Not a physicist, but I'll try my best here.
To answer your most basic question, does the breathability of a material change the rate of condensation, the answer is yes and no.
If you look at something called a phase diagram, you'll notice that the state of a particular matter (in this case water) depend on two things: pressure and temperature. As pressure rises, given a constant volume, the matter turns from gas to liquid to solid (think of propane in a tank). Similarly, an increase in temperature causes a matter to go through the same states (ice cube on a hot surface eventually evaporates). Condensation happens when a mixture of gas containing a certain percent gaseous water comes into contact with a cool surface. The surface causes a decrease in temperature at that interface, causing a change in matter state. In this sense, no, the permeability of a material does not change the condensation. The only way to change this would be changing either the temperature (such as defrosters on your car or by a double wall tent serving similar to a double wall thermos) or the pressure.

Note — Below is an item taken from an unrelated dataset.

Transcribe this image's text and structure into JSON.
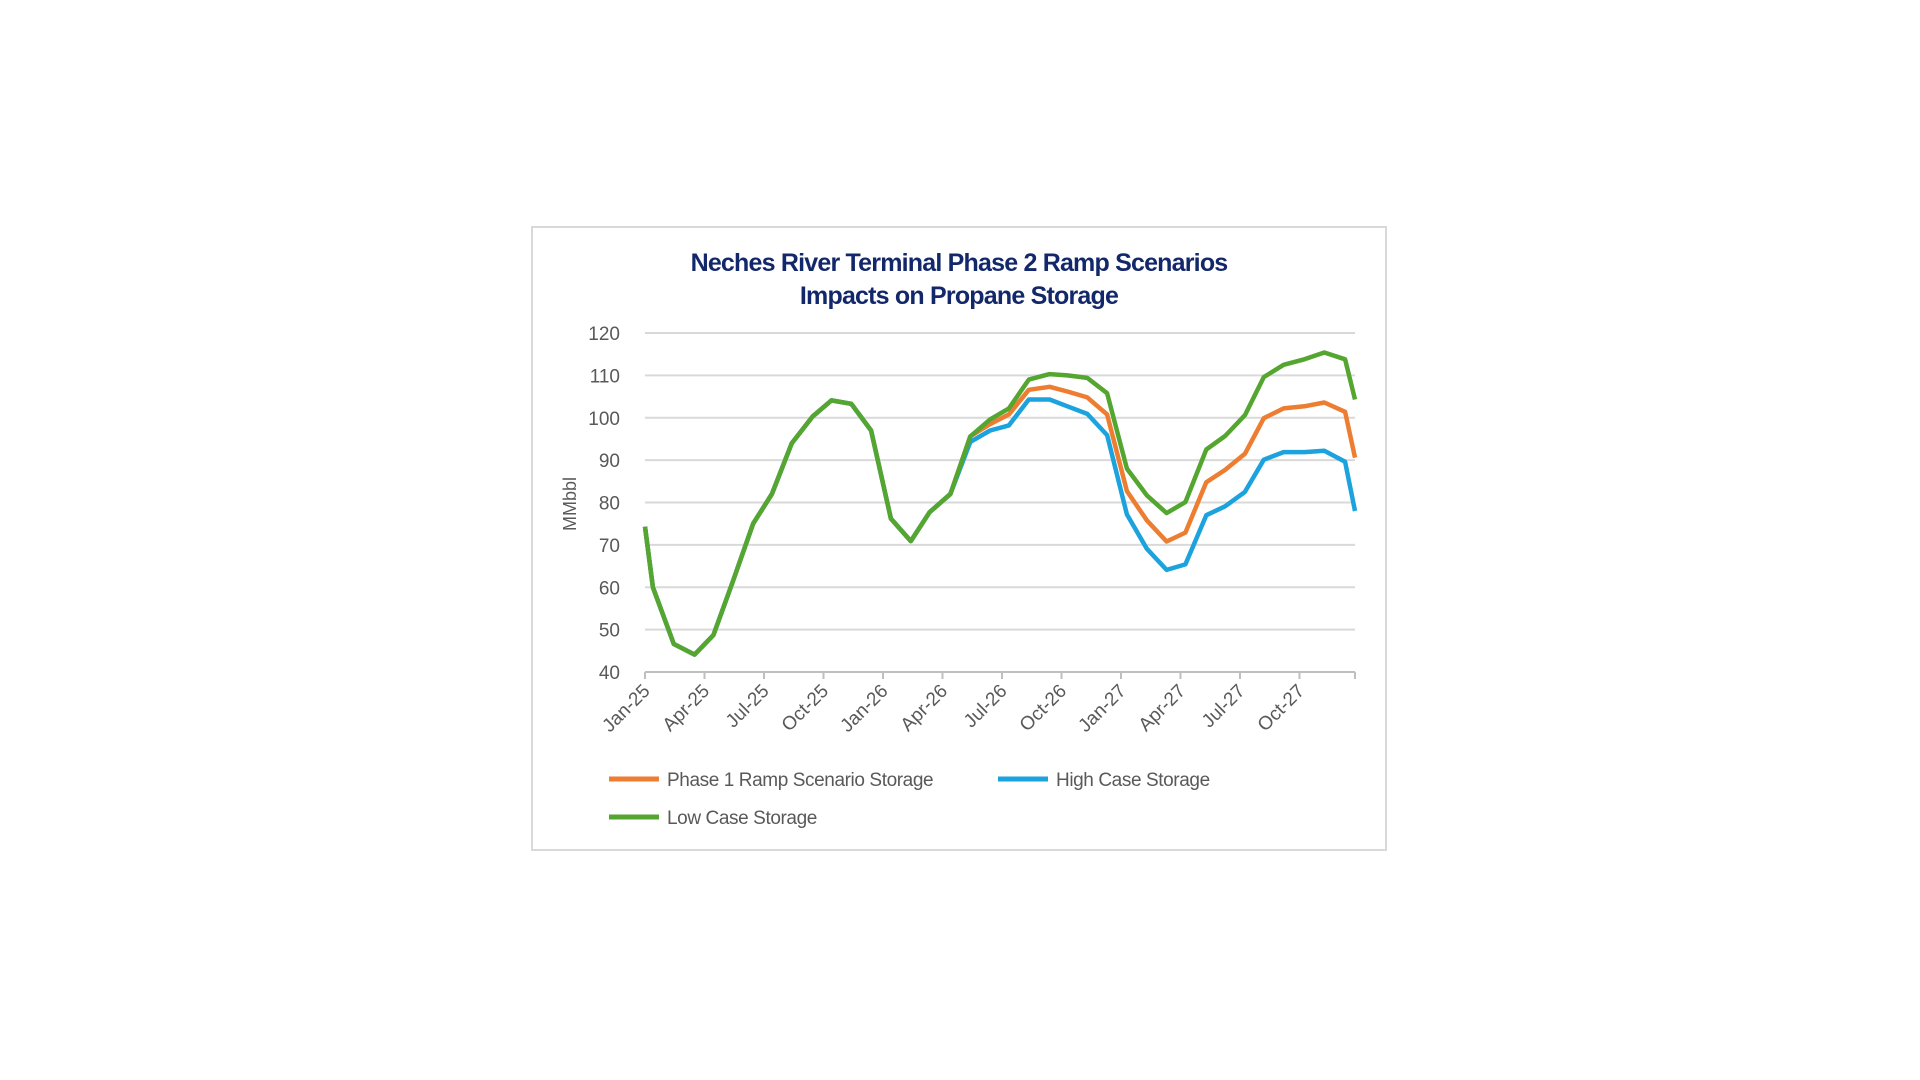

And that's where the answer turns into a bit of a yes. Pressure is a function of volume, but in this case, not of an enclosed area, but of concentration. Imagine if you will, you have 10 molecules of water vapor in two containers, one is 10mL, the other is 1000mL. While both are at atmospheric pressure (i.e. the typical sense of the word in mmHg), they are at different concentration pressures - i.e. there is 10 part million in the smaller jar and 0.01 parts in the larger. Despite the equal temperatures, the larger jar will form less condensation per given area, as there is less water vapor per area. Matter though favors a state of equilibrium (which is why things like smells eventually disperse into an entire room). Increasing the permeability of the container (in this case fabric) can either help or hurt you. If the exterior humidity (measure of water vapor in air) is greater than the interior, excess moisture will move inside, and condense on the interior wall. If the humidity inside is greater, than visa versa.
I would imagine if there was a hard summer rain, a breathable fabric may not help that much (though I have not tried this out for myself). In something like winter, where the air is typically rather dry, it should help more.